Перед ними расступается привокзальная толпа, люди останавливаются, смотрят вслед… А они не видят никого, идут в полусне, странным поворотом провидения попавшие прямо из фронтового пекла в столицу.
Егор смотрит на них, и все заботы, вся жизнь, все как бы отдаляется, кажется мелким и мелочным. От фронтовиков дохнуло тем настоящим, что решало сейчас судьбу каждого.

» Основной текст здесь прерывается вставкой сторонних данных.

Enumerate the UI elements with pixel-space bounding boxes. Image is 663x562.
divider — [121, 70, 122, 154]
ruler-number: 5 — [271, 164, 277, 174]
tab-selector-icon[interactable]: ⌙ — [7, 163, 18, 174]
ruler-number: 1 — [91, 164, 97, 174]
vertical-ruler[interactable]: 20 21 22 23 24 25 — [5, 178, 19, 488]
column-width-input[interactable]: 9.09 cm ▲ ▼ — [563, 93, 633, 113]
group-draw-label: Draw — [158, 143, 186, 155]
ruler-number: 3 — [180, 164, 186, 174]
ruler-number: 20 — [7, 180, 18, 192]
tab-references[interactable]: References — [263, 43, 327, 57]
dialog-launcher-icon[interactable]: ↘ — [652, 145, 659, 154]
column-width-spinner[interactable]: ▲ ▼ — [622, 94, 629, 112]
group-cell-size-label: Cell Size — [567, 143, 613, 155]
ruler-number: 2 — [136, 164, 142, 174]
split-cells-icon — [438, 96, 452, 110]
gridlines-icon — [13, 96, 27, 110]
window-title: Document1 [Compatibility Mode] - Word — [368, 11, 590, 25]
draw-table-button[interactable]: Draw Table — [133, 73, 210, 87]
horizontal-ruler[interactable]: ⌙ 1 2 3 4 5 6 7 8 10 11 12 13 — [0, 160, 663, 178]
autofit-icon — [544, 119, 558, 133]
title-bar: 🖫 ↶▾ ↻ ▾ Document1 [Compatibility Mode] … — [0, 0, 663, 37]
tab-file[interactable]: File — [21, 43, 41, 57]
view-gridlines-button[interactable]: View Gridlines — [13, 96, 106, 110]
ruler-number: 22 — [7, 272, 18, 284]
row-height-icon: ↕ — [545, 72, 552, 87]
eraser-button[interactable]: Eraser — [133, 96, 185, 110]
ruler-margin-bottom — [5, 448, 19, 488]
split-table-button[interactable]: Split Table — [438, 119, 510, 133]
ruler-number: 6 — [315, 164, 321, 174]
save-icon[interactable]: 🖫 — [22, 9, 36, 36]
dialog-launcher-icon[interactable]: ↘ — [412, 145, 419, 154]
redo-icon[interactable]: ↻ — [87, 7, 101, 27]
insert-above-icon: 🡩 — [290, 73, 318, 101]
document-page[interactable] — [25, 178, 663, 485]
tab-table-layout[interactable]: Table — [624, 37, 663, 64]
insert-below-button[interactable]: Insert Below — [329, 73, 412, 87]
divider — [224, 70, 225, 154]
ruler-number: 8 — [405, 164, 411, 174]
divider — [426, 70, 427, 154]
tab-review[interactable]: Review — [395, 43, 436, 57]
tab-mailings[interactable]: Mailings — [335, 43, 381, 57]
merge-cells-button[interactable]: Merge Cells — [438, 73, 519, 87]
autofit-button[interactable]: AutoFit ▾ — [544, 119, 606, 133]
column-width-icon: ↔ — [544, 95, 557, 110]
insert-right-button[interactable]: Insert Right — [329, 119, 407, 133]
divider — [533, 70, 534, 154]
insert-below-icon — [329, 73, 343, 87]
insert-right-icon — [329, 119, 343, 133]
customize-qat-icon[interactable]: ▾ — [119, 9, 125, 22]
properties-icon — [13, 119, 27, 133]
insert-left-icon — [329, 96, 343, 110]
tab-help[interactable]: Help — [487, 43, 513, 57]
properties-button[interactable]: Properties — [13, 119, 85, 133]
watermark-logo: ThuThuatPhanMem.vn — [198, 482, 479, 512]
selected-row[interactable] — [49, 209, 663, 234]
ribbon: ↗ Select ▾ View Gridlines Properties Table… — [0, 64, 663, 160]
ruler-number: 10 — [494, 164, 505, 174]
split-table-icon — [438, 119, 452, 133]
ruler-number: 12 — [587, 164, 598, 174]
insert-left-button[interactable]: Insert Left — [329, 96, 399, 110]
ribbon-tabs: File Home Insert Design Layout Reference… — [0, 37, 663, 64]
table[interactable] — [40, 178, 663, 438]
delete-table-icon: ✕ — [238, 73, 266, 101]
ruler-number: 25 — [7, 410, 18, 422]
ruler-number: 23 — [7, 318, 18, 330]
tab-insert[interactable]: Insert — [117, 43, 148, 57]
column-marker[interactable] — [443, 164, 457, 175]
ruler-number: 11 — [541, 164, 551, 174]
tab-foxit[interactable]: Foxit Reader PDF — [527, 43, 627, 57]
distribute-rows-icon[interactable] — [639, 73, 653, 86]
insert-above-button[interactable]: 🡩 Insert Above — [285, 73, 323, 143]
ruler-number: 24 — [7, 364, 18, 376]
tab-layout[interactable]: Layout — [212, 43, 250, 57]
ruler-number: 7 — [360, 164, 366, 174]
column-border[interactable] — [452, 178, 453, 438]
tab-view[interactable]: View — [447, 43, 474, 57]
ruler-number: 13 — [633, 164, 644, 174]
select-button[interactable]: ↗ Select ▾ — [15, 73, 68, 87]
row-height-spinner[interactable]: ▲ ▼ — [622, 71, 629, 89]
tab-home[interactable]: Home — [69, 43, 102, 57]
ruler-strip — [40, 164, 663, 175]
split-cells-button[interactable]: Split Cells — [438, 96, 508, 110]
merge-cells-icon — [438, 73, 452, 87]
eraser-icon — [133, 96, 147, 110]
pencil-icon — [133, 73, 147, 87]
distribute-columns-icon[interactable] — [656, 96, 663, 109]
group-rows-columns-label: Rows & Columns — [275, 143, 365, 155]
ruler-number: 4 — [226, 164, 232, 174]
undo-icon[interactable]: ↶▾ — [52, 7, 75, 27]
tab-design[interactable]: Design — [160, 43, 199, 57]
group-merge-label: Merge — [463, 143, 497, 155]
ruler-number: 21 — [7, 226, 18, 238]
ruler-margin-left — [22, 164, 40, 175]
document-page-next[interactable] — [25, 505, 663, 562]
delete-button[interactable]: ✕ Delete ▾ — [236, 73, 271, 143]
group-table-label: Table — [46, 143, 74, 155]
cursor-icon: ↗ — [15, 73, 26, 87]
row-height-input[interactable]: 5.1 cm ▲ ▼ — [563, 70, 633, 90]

Лишь заявление, спрятанное в боковом кармане, приближало его сейчас к ним, и он мог честно, не опуская глаз смотреть на них. Солдаты прошествовали и скрылись где-то на выходе к платформам.
Комсомольская площадь тоже завалена снегом, над сугробами плывут крыши трамваев. У Ярославского вокзала — огромный щит: на сером поле зеленоватые фигуры фрицев с поднятыми руками и надпись, видная издали: «ГИТЛЕР — КАПУТ!». Плакат появился недавно, таких больших не вывешивали за всю войну ни разу, и напоминание, что Гитлеру скоро капут, — радостно.
У перронных касс Казанского вокзала толчея — не протолкнешься.
— Р-раз-дайсь! Да-арогу! Па-азволь!
Резкий голос совсем рядом, и не видно, кто кричит.
Лишь потом показался на колясочке безногий инвалид, он сильно, напористо отталкивался палками; руки в больших рукавицах работали как рычаги. За ним, привязанная ремешком к его коляске, другая колясочка… На другой колясочке человек без ног и без рук… Точеное, каменно застывшее лицо; и не понять — молод, стар ли…
— Па-азволь! Пазволь! Эй! — режущий голос над площадью.
Инвалидов уже не видно, а голос все рядом:
— Р-р-раздайсь!..
А у этих, на плакате, подняты руки и идут своими ногами… Гады…
Егор задыхается на мозглом ветру. Горе, и злоба, и сознание теперешнего бессилия своего… Толкают, затягивают в толпу, он не может выбраться из круговорота, и забывает, куда идет и зачем.
Выскочил наконец, побрел по толченому снегу, отвернувшись от плаката.
Около клуба железнодорожников постоял, прислонившись к водосточной трубе, переждал головокружение, отдохнул, пошел дальше.